Info : 418 643-2158 ou mcq.org
Maison François-Xavier Garneau
François-Xavier Garneau, auteur d’Histoire du Canada depuis sa découverte jusqu’à nos jours (1845-1852), a vécu les dernières années de sa vie dans cette demeure de style néoclassique dessinée par l’architecte Peachy, située au 14, rue Saint-Flavien à Québec et construite en 1862. Les visiteurs peuvent s’imprégner de l’atmosphère d’une maison bourgeoise d’antan et voir une exposition sur l’Empress of Ireland qui regroupe plus de 50 objets provenant de l’épave de ce célèbre navire.
Info : louisgarneau.ca, onglet Compagnie, puis cliquer sur Maison François-Xavier-Garneau
Maison Samuel-Bédard
Louis Hémon, qui a écrit le célèbre roman Maria Chapdelaine (1916), a séjourné à la maison Samuel-Bédard lors de son passage à Péribonka en 1912. Il travaillait alors comme garçon de ferme et habitait l’appentis et le grenier de la modeste demeure de colonisation érigée en 1903. La résidence a été reconnue monument historique en 1983 en raison de son association avec l’écrivain d’origine française. Elle fait aujourd’hui partie du Musée Louis-Hémon, qui fête son 75e anniversaire cette année. Son exposition permanente « Maria Chapdelaine, vérités et mensonges », signée Michel Marc Bouchard, se penche sur les mystères entourant l’auteur et l’œuvre, en plus de présenter de nombreuses versions du livre, une copie dactylographiée par Hémon et des objets semblant tout droit sortis du récit.
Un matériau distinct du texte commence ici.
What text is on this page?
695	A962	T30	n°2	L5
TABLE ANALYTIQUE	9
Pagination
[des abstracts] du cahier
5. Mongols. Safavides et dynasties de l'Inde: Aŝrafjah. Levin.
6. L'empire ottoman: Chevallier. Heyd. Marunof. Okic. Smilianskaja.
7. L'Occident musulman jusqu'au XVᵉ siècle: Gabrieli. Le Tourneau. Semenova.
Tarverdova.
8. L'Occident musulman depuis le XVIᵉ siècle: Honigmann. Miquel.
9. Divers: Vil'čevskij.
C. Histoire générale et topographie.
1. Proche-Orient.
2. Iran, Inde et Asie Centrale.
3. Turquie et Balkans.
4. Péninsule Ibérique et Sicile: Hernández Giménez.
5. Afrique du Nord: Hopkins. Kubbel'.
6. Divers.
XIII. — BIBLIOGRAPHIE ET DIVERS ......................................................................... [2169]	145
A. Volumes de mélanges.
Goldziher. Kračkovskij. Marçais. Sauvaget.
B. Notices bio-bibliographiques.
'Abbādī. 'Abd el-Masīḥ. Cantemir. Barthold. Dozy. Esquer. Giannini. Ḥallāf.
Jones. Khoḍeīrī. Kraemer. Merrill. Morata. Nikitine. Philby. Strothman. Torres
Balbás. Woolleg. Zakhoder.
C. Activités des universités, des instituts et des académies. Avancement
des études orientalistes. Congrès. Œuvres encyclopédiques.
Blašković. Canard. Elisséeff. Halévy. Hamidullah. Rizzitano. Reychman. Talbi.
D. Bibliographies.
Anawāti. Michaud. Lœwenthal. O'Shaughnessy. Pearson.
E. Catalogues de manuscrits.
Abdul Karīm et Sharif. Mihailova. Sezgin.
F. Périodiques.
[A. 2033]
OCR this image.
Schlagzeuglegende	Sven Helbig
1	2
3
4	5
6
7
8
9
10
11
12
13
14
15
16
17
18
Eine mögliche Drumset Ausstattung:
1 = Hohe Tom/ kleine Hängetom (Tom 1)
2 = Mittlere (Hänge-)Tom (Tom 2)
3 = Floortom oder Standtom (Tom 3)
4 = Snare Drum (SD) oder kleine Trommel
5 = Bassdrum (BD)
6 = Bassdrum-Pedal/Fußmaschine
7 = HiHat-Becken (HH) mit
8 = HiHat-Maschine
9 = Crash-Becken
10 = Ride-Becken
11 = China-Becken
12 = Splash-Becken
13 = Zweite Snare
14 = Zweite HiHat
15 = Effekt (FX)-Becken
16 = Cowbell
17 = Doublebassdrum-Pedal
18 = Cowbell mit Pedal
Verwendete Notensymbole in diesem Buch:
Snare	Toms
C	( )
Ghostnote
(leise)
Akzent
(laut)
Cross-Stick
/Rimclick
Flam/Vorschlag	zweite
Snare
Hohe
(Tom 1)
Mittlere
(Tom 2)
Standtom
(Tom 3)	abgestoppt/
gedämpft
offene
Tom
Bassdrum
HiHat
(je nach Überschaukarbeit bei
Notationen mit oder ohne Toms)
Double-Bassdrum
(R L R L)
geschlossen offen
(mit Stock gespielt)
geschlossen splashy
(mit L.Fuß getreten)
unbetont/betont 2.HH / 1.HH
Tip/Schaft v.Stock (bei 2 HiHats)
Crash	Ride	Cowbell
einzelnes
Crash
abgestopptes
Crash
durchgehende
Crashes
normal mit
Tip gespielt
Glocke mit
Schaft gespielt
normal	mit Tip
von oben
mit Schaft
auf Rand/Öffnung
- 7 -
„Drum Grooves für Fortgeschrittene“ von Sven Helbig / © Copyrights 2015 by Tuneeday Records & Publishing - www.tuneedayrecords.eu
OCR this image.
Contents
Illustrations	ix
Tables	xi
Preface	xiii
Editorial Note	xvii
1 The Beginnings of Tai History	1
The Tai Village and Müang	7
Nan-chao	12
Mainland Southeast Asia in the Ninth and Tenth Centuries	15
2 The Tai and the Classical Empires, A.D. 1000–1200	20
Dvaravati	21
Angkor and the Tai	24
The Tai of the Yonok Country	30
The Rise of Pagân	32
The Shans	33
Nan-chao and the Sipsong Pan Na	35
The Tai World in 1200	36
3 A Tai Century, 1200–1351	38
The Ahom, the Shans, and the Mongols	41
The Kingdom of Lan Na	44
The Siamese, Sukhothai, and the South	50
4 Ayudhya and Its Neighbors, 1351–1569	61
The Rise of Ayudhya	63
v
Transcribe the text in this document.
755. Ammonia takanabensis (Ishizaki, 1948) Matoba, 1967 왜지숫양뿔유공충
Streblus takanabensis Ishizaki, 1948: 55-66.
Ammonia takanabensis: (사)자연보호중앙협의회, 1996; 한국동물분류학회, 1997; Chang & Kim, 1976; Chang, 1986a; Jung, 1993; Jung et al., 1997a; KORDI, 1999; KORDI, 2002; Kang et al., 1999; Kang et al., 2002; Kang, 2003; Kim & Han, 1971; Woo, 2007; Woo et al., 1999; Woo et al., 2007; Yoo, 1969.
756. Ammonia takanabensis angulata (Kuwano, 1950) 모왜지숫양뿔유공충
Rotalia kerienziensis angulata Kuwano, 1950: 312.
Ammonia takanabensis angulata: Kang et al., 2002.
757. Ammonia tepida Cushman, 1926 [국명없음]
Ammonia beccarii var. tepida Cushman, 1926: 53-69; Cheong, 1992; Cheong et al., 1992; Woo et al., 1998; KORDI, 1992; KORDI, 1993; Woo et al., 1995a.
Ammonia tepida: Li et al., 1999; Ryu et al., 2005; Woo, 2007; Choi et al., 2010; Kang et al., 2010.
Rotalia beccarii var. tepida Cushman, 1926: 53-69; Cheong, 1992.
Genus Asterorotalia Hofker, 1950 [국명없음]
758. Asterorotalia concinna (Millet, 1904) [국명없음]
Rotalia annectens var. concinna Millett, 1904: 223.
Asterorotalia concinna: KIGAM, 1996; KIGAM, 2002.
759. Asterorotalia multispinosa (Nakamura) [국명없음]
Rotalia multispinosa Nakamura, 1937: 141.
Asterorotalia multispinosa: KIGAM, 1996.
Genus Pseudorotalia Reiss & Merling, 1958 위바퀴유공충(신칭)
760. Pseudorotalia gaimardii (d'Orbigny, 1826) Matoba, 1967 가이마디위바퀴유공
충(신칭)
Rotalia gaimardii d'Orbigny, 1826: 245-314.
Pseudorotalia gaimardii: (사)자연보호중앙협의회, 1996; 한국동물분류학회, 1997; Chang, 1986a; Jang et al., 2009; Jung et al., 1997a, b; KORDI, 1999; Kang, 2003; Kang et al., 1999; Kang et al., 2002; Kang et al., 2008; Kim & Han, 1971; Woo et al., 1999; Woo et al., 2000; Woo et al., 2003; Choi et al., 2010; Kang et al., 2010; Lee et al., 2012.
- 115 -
Aux alentours du musée, on peut aussi participer au circuit de découverte « Sur les traces de Maria Chapdelaine », qui s’attarde à des lieux, monuments et bâtiments liés à l’auteur, à l’héroïne et au roman.
Info : 418 374-2177 ou museelh.ca
Manoir Aubert de Gaspé
L’édifice qui abrite le Musée de la mémoire vivante à Saint-Jean-Port-Joli est une reconstruction du second manoir Aubert de Gaspé, bâti vers 1762-1763 et dévasté par un incendie en 1909. Le premier manoir, érigé aux alentours de 1730-1740, avait lui aussi été la proie des flammes en 1759. Philippe Aubert de Gaspé a vécu dans le second manoir, qu’il décrit dans ses Mémoires (1866) comme « une maison d’assez modeste apparence, ayant néanmoins la prétention de remplacer l’ancien et opulent manoir que messieurs les Anglais avaient brûlé en 1759 » et qu’il mentionne dans Les anciens Canadiens (1863) lorsqu’il relate l’incendie de la guerre de Sept Ans. Le musée lui consacre l’exposition « Monsieur Philippe, nos hommages », en plus de s’inspirer, dans son concept, du travail de cet écrivain reconnu pour avoir su transmettre les us et coutumes de son époque.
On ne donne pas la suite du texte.